Searching for what Warren Buffett had to say, instead I learned what he did. He obviously doesn’t think the world will plunge into permanent poverty: he just bought Tiffany debt.
February 14th, 2009 at 11:35 pm
From the FT piece linked in the update:
Bush-appointed FDIC head Sheila Bair is necessarily the only culprit, but she is an obvious one. This is worse than a leftist cabal. It’s a compassionate conservative who cares about The Children.
Bair has essentially no private-sector experience. Apparently she views her agency, which is independent, as having powers which parallel some of the Treasury Department’s functions. She gets fawning write-ups in the liberal media:
I take it as a contrarian indicator that Larry “Goldilocks Economy” Kudlow likes her.
To be fair, Bair spotted the housing trouble in late 2007, but her proposed solution was to have ARM teaser rates be made permanent. Unsurprisingly, the banks were not enthusiastic. (And lots of people saw the problem looming.
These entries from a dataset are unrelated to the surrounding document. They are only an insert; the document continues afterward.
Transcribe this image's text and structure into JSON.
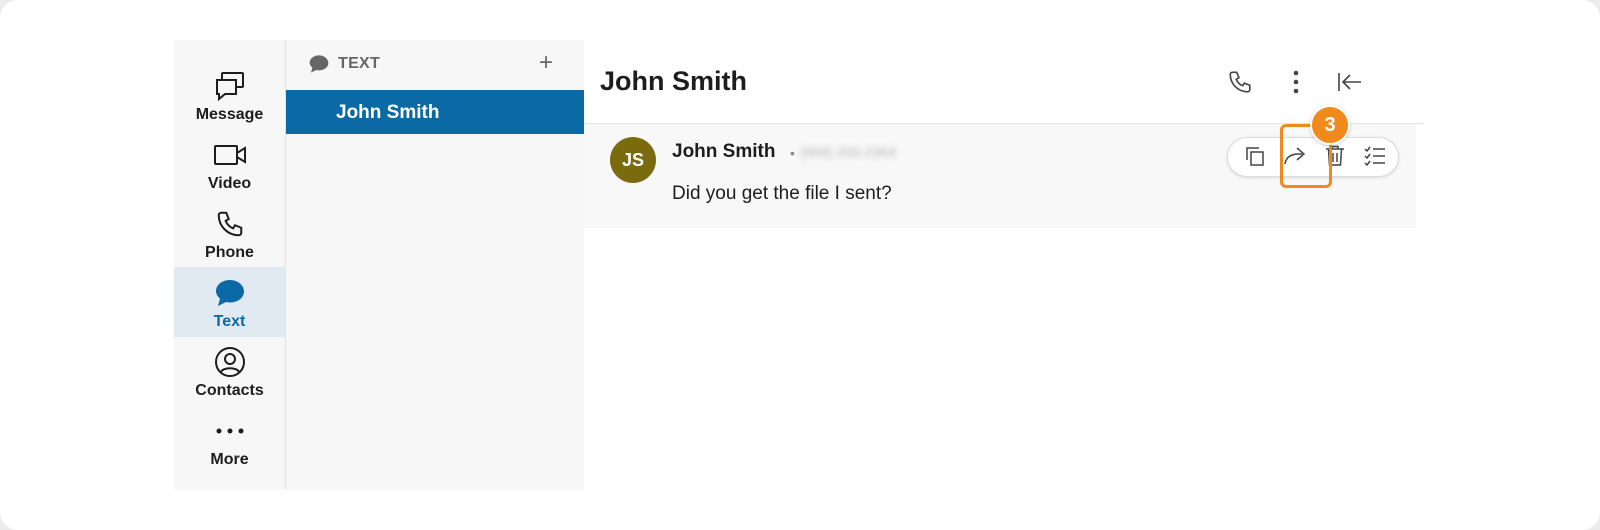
{
  "nav": {
    "items": [
      {
        "label": "Message",
        "icon": "message-icon"
      },
      {
        "label": "Video",
        "icon": "video-icon"
      },
      {
        "label": "Phone",
        "icon": "phone-icon"
      },
      {
        "label": "Text",
        "icon": "text-bubble-icon",
        "active": true
      },
      {
        "label": "Contacts",
        "icon": "contacts-icon"
      },
      {
        "label": "More",
        "icon": "more-dots-icon"
      }
    ]
  },
  "list": {
    "header_title": "TEXT",
    "add_icon": "+",
    "conversations": [
      {
        "name": "John Smith",
        "selected": true
      }
    ]
  },
  "conversation": {
    "title": "John Smith",
    "header_actions": [
      "phone-icon",
      "kebab-menu-icon",
      "collapse-panel-icon"
    ],
    "messages": [
      {
        "avatar_initials": "JS",
        "sender": "John Smith",
        "separator": "•",
        "phone": "(909) 200-2364",
        "text": "Did you get the file I sent?"
      }
    ],
    "message_actions": [
      "copy-icon",
      "forward-icon",
      "delete-icon",
      "select-icon"
    ]
  },
  "annotation": {
    "step": "3"
  },
  "colors": {
    "accent": "#0b6aa6",
    "avatar": "#7a6b0f",
    "highlight": "#f08a1c"
  }
}
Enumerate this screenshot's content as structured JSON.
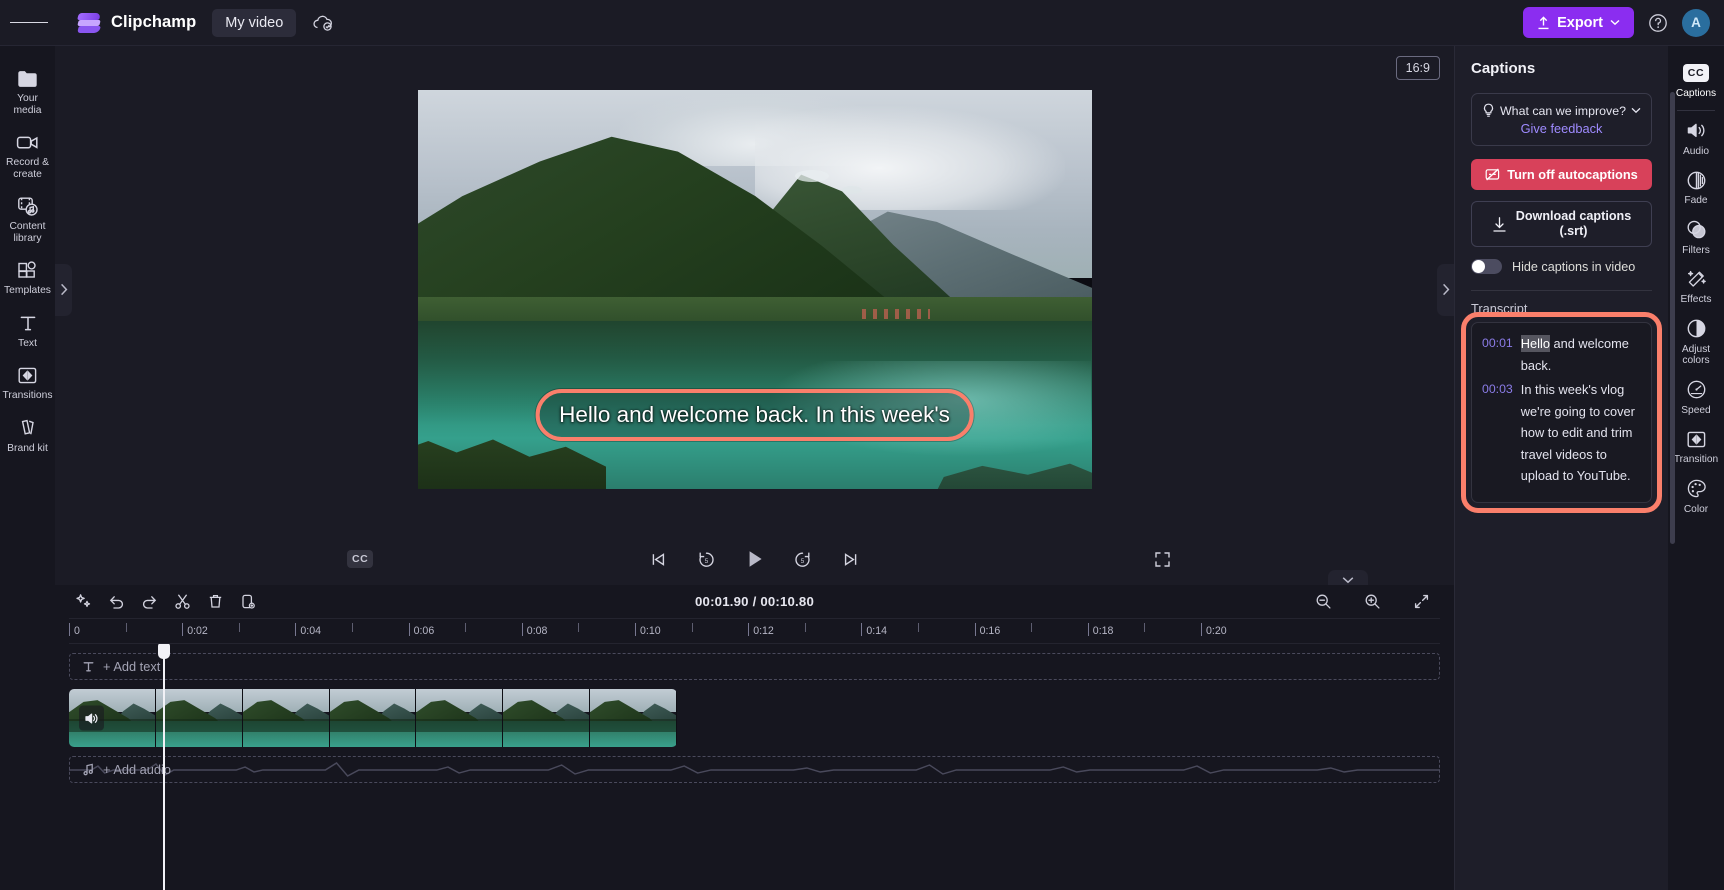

Bair’s approach, arguably, is to demagogue the situation and grab for power that she seems unqualified to wield.)
No worries, though. According to the Examiner piece linked in the previous paragraph:
For more reassurance, let’s hear Obama say that he remains very much committed to holding elections in 2010 and 2012…
February 14th, 2009 at 11:39 pm
“…is not necessarily the only culprit…” Oops.
March 24th, 2009 at 2:58 am
No one can trust him for a lot of reasons. First, his tax problem. Highly unlikely it was an honest mistake. 2nd, he was a main author of TARP, which has yet to be effective. 3: He lied about the AIG bonuses. He knew, bonuses flew; and now the story changes because of outrage. We don’t have honest people. They must have another agenda, otherwise they’d be totally honest. Also, even if he did know about the bonuses, then they did not do due diligence, or in other words, they do not know what they are doing!